Assim, a situação actual é dolorosa, depressiva, mas não justifica muito do que se diz por aí. Não é preciso imprecar a fatal paralisia empresarial, repetir a eterna lamentação da falta de produtividade, exconjurar o fim do famigerado modelo de desenvolvimento. Trata-se só de uma recessão cíclica, normal na passada corrente da evolução do País.

Outra coisa que não se entende é essa contínua discussão à volta da produtividade. Toda a gente parece concordar que Portugal não tem dinamismo, perde competitividade, atrasa-se na produtividade. Só que, por acaso, as nossas exportações reais cresceram 20% no total dos últimos cinco anos e mesmo no ano passado, ano de recessão, aumentaram 4,1%. Nada mau para pouco produtivos!

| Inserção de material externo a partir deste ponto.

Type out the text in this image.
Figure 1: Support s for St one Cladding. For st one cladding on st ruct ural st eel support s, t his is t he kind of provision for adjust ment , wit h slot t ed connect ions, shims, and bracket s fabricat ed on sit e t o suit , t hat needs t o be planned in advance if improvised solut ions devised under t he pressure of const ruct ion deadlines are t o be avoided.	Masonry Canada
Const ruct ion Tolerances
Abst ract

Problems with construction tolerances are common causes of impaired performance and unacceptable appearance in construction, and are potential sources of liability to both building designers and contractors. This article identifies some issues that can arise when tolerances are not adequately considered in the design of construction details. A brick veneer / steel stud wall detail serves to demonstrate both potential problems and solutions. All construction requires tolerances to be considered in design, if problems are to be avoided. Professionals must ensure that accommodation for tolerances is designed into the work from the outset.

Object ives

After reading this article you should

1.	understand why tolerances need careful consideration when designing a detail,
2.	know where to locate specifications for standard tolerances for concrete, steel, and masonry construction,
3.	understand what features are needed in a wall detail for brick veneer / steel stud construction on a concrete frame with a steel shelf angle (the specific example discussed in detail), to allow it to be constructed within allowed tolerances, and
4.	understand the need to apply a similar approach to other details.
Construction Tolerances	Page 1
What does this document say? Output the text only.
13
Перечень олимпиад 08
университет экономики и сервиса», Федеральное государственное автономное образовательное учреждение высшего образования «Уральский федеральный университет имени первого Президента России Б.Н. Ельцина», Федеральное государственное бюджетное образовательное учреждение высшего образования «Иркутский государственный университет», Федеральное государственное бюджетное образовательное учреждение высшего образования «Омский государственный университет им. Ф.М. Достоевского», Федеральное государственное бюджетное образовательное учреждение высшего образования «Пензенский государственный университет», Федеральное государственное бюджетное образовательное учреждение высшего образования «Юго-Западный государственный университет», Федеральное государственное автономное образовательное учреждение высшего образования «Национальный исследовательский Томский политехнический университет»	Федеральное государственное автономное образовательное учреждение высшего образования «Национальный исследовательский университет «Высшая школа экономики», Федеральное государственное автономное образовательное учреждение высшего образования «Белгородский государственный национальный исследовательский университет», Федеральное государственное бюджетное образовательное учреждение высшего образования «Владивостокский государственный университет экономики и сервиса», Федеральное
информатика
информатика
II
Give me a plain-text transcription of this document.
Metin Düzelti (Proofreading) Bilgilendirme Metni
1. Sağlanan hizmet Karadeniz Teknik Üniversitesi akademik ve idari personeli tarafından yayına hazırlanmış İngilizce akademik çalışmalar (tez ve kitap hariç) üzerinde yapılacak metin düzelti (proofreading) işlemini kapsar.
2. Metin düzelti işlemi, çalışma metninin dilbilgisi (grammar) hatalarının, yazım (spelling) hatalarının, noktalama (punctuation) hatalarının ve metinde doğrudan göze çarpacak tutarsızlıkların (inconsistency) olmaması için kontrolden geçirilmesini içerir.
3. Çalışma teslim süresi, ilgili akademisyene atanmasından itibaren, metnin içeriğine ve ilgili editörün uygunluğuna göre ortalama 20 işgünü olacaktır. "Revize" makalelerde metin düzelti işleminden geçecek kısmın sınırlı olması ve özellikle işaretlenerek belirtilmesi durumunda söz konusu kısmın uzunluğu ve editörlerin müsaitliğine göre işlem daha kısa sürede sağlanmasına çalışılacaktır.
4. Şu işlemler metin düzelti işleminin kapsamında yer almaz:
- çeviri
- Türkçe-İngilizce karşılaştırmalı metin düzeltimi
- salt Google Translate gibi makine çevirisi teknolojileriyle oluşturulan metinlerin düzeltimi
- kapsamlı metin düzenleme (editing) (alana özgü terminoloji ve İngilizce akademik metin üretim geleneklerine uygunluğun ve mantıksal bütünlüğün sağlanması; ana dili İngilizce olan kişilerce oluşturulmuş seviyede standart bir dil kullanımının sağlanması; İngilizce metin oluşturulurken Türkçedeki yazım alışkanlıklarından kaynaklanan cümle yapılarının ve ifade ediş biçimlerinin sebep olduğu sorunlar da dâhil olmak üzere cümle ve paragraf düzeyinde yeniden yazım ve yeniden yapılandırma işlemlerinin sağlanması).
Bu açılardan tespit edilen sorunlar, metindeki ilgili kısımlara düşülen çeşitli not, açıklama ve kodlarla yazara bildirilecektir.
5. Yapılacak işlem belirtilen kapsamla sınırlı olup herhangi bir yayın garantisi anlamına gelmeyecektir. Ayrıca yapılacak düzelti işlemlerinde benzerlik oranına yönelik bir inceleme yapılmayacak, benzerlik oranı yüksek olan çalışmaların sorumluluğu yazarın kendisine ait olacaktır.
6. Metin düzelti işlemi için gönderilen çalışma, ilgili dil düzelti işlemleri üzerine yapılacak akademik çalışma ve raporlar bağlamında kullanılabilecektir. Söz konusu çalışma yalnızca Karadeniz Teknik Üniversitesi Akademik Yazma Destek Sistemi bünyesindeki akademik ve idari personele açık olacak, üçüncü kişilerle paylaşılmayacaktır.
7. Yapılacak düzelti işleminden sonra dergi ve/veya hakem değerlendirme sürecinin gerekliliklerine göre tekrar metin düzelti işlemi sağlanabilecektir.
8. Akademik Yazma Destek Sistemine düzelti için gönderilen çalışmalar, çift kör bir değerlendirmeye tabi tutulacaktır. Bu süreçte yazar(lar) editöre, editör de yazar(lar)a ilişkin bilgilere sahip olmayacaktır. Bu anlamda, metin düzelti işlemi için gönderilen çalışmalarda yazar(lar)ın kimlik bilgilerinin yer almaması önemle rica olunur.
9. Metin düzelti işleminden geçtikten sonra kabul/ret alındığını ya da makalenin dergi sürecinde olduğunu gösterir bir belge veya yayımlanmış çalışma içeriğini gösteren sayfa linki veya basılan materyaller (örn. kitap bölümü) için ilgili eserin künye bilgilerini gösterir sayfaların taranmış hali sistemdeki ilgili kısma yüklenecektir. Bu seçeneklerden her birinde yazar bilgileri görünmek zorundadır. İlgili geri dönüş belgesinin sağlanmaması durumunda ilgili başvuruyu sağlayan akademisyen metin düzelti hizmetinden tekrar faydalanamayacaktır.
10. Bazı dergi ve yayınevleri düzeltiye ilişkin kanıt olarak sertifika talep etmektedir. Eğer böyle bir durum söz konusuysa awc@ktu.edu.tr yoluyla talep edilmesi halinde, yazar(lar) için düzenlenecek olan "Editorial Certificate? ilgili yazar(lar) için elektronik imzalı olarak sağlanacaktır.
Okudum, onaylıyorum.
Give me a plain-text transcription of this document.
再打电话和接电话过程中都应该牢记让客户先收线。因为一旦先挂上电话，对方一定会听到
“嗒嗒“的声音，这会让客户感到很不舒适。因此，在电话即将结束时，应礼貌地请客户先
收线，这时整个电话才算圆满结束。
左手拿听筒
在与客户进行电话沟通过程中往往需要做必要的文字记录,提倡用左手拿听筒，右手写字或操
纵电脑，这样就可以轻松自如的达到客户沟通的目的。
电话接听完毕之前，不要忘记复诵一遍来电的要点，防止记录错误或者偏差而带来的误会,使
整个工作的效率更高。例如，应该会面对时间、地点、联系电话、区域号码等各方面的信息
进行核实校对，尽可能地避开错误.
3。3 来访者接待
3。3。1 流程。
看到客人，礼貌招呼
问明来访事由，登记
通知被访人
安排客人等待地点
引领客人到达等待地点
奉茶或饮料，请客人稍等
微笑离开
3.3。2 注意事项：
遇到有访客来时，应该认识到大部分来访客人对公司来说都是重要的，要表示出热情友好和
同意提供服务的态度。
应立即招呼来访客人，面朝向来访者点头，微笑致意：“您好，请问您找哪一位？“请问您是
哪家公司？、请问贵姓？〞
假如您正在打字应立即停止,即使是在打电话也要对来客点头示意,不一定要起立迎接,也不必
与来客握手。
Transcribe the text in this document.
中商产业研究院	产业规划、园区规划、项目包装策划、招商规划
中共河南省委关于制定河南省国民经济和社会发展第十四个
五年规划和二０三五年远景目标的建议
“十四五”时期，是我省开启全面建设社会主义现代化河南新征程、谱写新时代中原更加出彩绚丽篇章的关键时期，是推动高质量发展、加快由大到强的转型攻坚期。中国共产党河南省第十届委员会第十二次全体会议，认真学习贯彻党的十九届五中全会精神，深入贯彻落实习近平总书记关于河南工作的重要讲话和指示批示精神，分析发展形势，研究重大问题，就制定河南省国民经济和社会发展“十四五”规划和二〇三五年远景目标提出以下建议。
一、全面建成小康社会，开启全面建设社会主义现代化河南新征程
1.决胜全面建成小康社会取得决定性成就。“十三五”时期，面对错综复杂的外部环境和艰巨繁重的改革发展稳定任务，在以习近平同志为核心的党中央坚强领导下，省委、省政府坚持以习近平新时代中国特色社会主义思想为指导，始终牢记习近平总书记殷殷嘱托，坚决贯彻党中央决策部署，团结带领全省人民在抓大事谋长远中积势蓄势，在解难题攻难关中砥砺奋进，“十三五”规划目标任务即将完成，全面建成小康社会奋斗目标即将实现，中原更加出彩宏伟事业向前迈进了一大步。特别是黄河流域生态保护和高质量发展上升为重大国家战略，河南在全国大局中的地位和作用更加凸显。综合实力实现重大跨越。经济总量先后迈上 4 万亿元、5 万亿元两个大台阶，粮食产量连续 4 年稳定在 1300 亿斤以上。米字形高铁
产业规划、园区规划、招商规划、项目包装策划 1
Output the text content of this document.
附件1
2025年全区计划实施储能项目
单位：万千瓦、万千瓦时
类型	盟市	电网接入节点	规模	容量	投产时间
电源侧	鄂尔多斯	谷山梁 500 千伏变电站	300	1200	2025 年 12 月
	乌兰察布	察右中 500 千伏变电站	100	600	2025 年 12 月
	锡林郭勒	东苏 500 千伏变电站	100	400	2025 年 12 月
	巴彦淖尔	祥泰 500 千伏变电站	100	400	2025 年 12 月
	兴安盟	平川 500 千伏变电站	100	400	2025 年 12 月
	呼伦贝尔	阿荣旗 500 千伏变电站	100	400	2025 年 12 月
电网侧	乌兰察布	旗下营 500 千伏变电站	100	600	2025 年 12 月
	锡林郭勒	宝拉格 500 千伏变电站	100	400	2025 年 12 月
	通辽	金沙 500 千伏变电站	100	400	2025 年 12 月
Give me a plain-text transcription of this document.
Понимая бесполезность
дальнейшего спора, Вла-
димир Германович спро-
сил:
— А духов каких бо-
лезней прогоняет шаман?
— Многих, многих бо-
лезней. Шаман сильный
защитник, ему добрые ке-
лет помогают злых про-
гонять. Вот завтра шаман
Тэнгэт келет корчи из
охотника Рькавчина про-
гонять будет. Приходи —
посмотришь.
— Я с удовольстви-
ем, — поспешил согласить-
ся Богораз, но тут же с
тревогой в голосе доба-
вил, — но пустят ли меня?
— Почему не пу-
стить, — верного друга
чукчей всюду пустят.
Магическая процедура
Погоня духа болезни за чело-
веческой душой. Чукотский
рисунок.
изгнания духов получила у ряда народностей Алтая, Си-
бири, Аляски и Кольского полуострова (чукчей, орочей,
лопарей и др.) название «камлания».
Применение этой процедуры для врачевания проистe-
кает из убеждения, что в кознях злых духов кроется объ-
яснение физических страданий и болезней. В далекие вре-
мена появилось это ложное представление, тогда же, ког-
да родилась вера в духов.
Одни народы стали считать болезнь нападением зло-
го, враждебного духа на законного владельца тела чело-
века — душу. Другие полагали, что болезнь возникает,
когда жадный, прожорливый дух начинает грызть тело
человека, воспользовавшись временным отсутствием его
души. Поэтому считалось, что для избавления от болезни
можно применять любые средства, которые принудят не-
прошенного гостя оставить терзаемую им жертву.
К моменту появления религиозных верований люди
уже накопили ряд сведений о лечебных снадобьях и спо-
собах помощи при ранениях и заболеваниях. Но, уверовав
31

O grande erro é muita gente parecer achar que a produtividade é necessária para o sucesso das empresas, do crescimento e da convergência com a Europa.

Esquecem que a produtividade só comanda uma única variável económica, os salários. Não notam que os países do Leste da Europa e Ásia, que tanto os assustam, têm uma produtividade muito menor que a nossa. Mas como os seus salários estão baixos, concorrem e vendem.

O interesse da produtividade não é tanto directamente para a competitividade e o crescimento. Ela é importante, mas para a subida dos salários reais. Que, por acaso, aumentaram por cá 11% nos últimos cinco anos, o que também passou despercebido e seria impossível sem mais produtividade.

Muito do debate económico continua confuso por questões laterais. Porque a economia é apenas uma coisa: pessoas que com trabalho, método e imaginação enfrentam as terríveis dificuldades da vida. Isso verifica-se por cá, hoje como sempre. O resto é conversa ociosa.